Il s'approcha de Lettie, me laissant avec une expression surprise et... déchirée. Pourquoi Lettie m'aurait-elle caché l'existence d'un frère ?

— Hé, la grosse, l'appela-t-il vulgairement avant de lui donner du chocolat.

— Oh, le mioche, accueillit-elle avec un grand sourire avant de se tourner de nouveau vers la télé, surprenant l'homme dont le chocolat venait d'être refusé.

Il posa son offrande avant de se tourner vers moi.

— Elle a refusé mon chocolat. Pourquoi ?

— Parce qu'il est dégueu ?

— Ce chocolat nourrit son âme, pauv' conne ! Quelque chose s'est passé ! Je la maintiens en vie grâce à ces chocolats de l'âme.

— Une banshee.

Il fronça des sourcils, ne semblant pas comprendre.

— Une banshee a crié il y a quelques temps et je pense qu'elle désignait Lettie.

— Les banshees, c'est les meufs qui crient la mort de quelqu'un, c'est ça ?

— Elles crient la mort de membres royaux.

— On est des bouseux de la campagne. Si j'étais aussi blindé, ma sœur ne vivrait pas seule en me faisant croire que tout va bien. Elle serait internée par mes soins dans un centre privé pour monstres ultra riches payant également pour la discrétion.

— Apparemment, on parle de sang royal pour des familles désignées ainsi par les dieux.

— J'ai la gueule d'un intello ? Explique-toi avec des mots simples, putain.

— Ouais bah j'ai pas plus compris que toi, OK ? C'est ta sœur l'intello, c'est elle qui a toujours les mots pour expliquer correctement les choses.

Il acquiesça de la tête, se tournant un instant vers Lettie avant de me redonner toute son attention.

— Pourquoi t'es là du coup ?

— Pour fouiller dans son passé, avouais-je sans hésiter, persuadée qu'en tant que frère capable de venir souvent pour nourrir l'âme de sa sœur afin de la sauver, il saurait comprendre et m'aider dans mon œuvre. Elle ne veut pas me donner ses origines, ni me laisser enquêter pour savoir si oui ou non elle est de sang royal.

— Son passé...

Il hésita un instant.

— Ce n'est pas pour les nanas dans ton genre qui ont eu la belle vie depuis la naissance.
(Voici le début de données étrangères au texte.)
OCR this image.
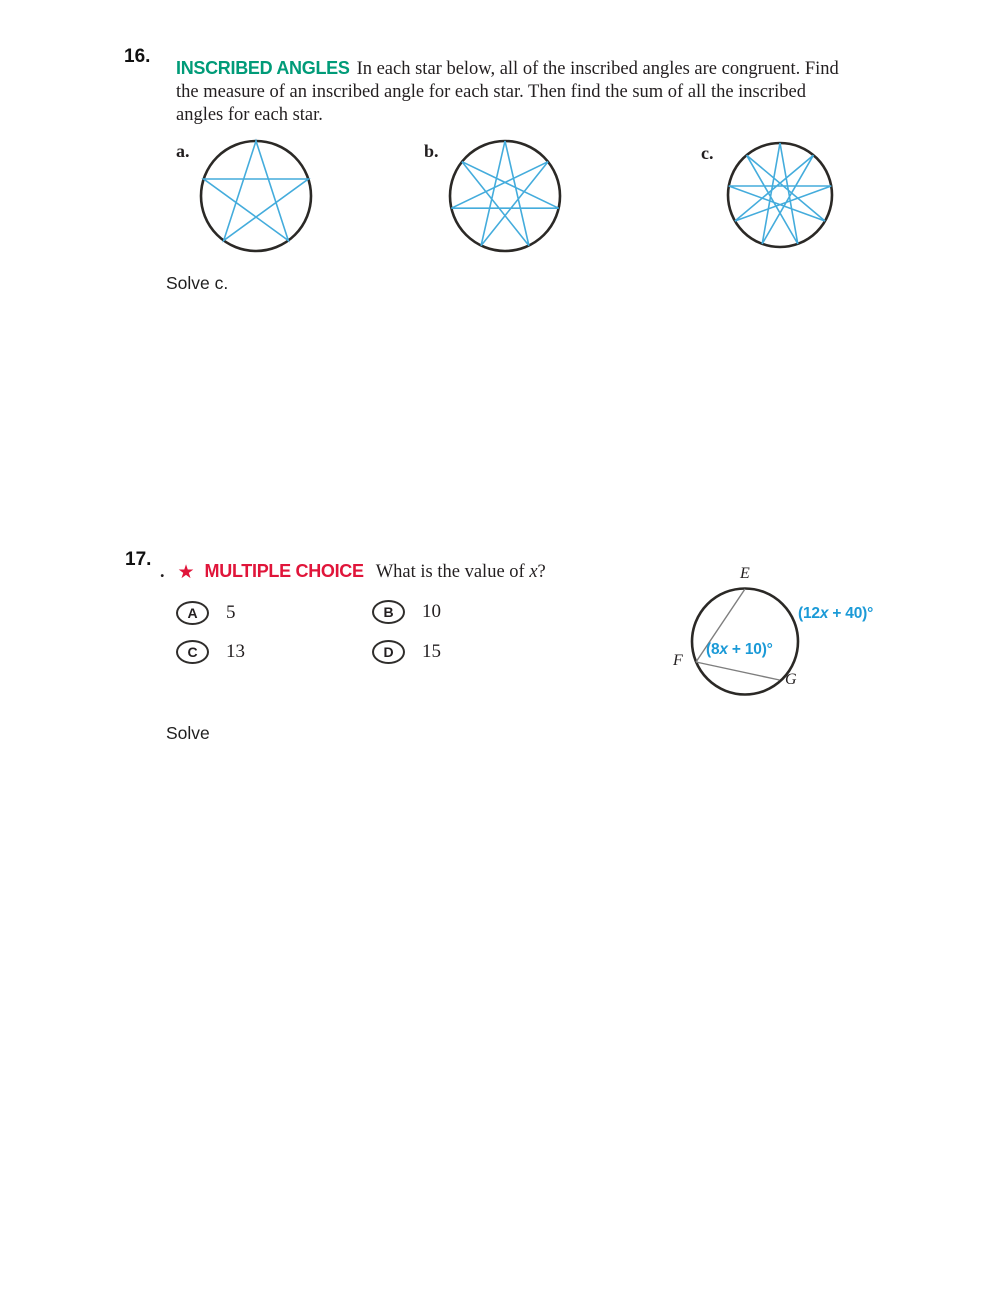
16.
INSCRIBED ANGLES In each star below, all of the inscribed angles are congruent. Find the measure of an inscribed angle for each star. Then find the sum of all the inscribed angles for each star.
a.	b.	c.
Solve c.
17.
. ★ MULTIPLE CHOICE What is the value of x?
A	5	B	10
C	13	D	15
E
F
G
(12x + 40)°
(8x + 10)°
Solve
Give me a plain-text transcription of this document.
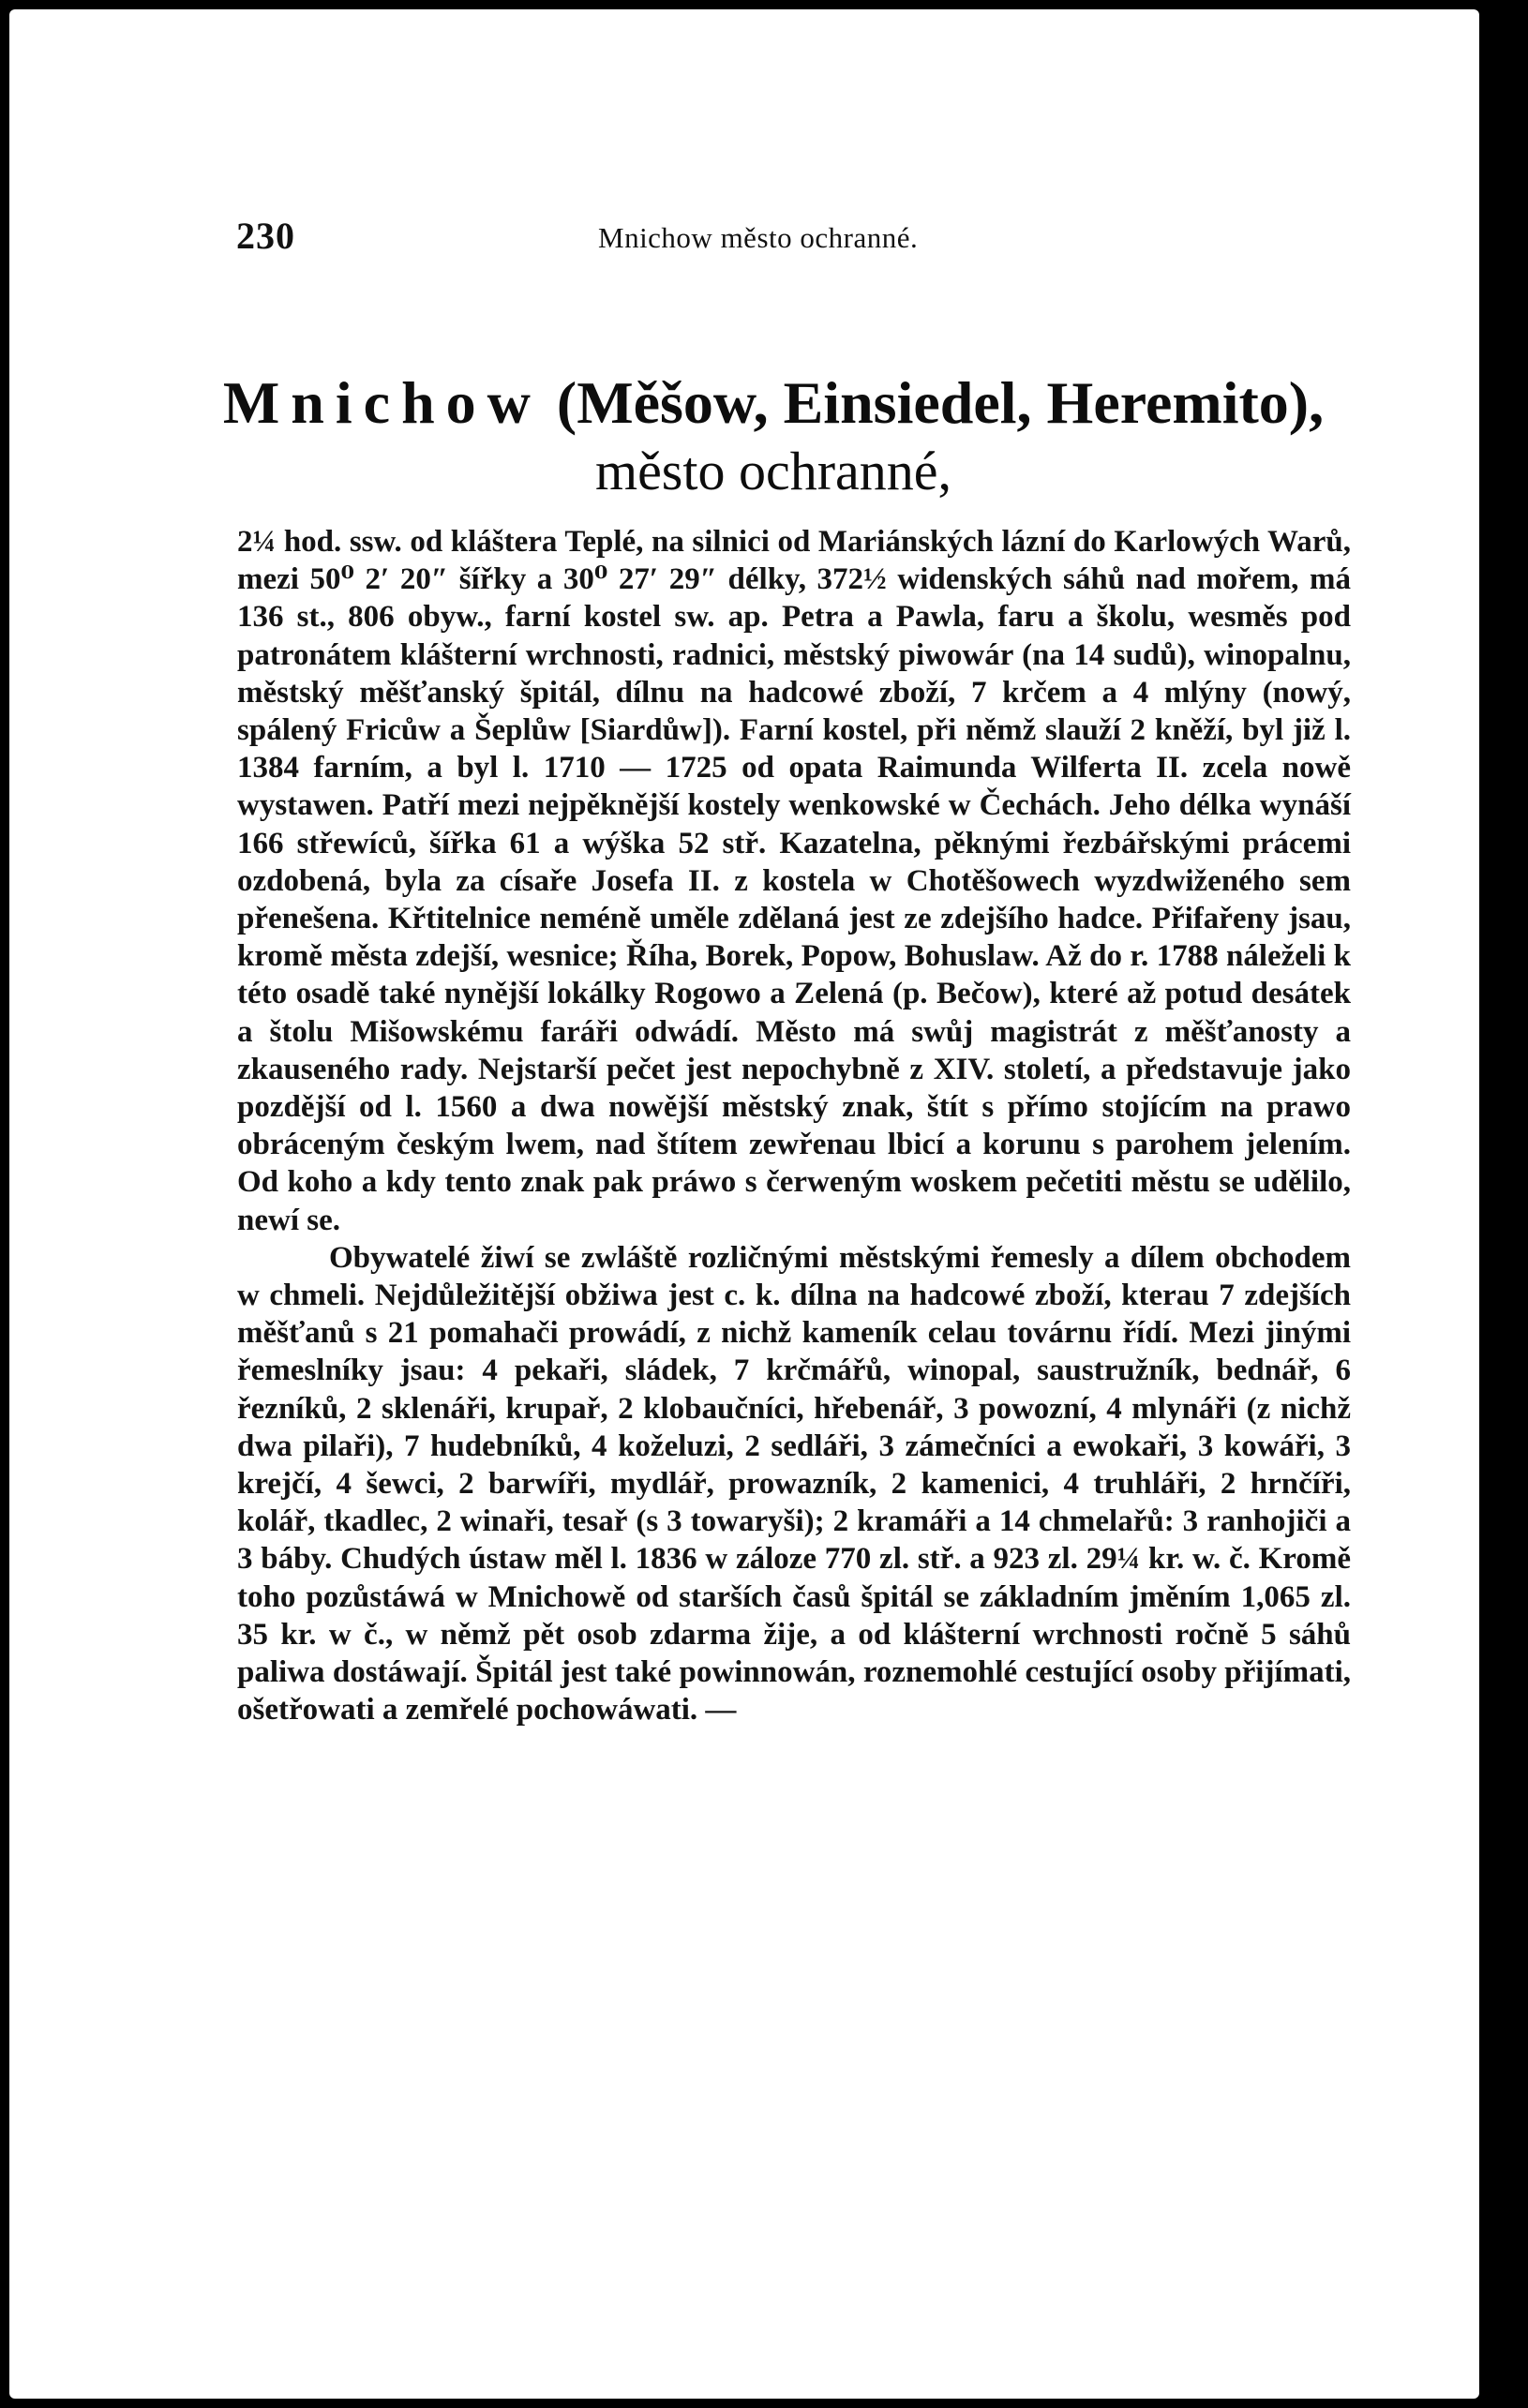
230	Mnichow město ochranné.
Mnichow (Měšow, Einsiedel, Heremito),
město ochranné,

2¼ hod. ssw. od kláštera Teplé, na silnici od Mariánských lázní do Karlowých Warů, mezi 50⁰ 2′ 20″ šířky a 30⁰ 27′ 29″ délky, 372½ widenských sáhů nad mořem, má 136 st., 806 obyw., farní kostel sw. ap. Petra a Pawla, faru a školu, wesměs pod patronátem klášterní wrchnosti, radnici, městský piwowár (na 14 sudů), winopalnu, městský měšťanský špitál, dílnu na hadcowé zboží, 7 krčem a 4 mlýny (nowý, spálený Fricůw a Šeplůw [Siardůw]). Farní kostel, při němž slauží 2 kněží, byl již l. 1384 farním, a byl l. 1710 — 1725 od opata Raimunda Wilferta II. zcela nowě wystawen. Patří mezi nejpěknější kostely wenkowské w Čechách. Jeho délka wynáší 166 střewíců, šířka 61 a wýška 52 stř. Kazatelna, pěknými řezbářskými prácemi ozdobená, byla za císaře Josefa II. z kostela w Chotěšowech wyzdwiženého sem přenešena. Křtitelnice neméně uměle zdělaná jest ze zdejšího hadce. Přifařeny jsau, kromě města zdejší, wesnice; Říha, Borek, Popow, Bohuslaw. Až do r. 1788 náleželi k této osadě také nynější lokálky Rogowo a Zelená (p. Bečow), které až potud desátek a štolu Mišowskému faráři odwádí. Město má swůj magistrát z měšťanosty a zkauseného rady. Nejstarší pečet jest nepochybně z XIV. století, a představuje jako pozdější od l. 1560 a dwa nowější městský znak, štít s přímo stojícím na prawo obráceným českým lwem, nad štítem zewřenau lbicí a korunu s parohem jelením. Od koho a kdy tento znak pak práwo s čerweným woskem pečetiti městu se udělilo, newí se.

Obywatelé žiwí se zwláště rozličnými městskými řemesly a dílem obchodem w chmeli. Nejdůležitější obžiwa jest c. k. dílna na hadcowé zboží, kterau 7 zdejších měšťanů s 21 pomahači prowádí, z nichž kameník celau továrnu řídí. Mezi jinými řemeslníky jsau: 4 pekaři, sládek, 7 krčmářů, winopal, saustružník, bednář, 6 řezníků, 2 sklenáři, krupař, 2 klobaučníci, hřebenář, 3 powozní, 4 mlynáři (z nichž dwa pilaři), 7 hudebníků, 4 koželuzi, 2 sedláři, 3 zámečníci a ewokaři, 3 kowáři, 3 krejčí, 4 šewci, 2 barwíři, mydlář, prowazník, 2 kamenici, 4 truhláři, 2 hrnčíři, kolář, tkadlec, 2 winaři, tesař (s 3 towaryši); 2 kramáři a 14 chmelařů: 3 ranhojiči a 3 báby. Chudých ústaw měl l. 1836 w záloze 770 zl. stř. a 923 zl. 29¼ kr. w. č. Kromě toho pozůstáwá w Mnichowě od starších časů špitál se základním jměním 1,065 zl. 35 kr. w č., w němž pět osob zdarma žije, a od klášterní wrchnosti ročně 5 sáhů paliwa dostáwají. Špitál jest také powinnowán, roznemohlé cestující osoby přijímati, ošetřowati a zemřelé pochowáwati. —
— Crois-moi, ce n'est pas ce que je suis. Alors, tu vas m'aider ou pas ?

Après un soupir lourd de sens, il haussa des épaules.

— Si ma sœur est en danger, je vais t'aider. Mais si je découvre que t'as tenté de me baiser...

— Crois-moi, si c'était le cas tu prendrais ton pied au lieu de me menacer de mort.

— La croyance ne réconforte que les fantasmes et les espoirs. Et l'espoir c'est pour les faibles. Alors outre tes putains de métaphore, si tu tentes de me baiser, je te ferai regretter de ne pas être en Enfer en ce moment-même.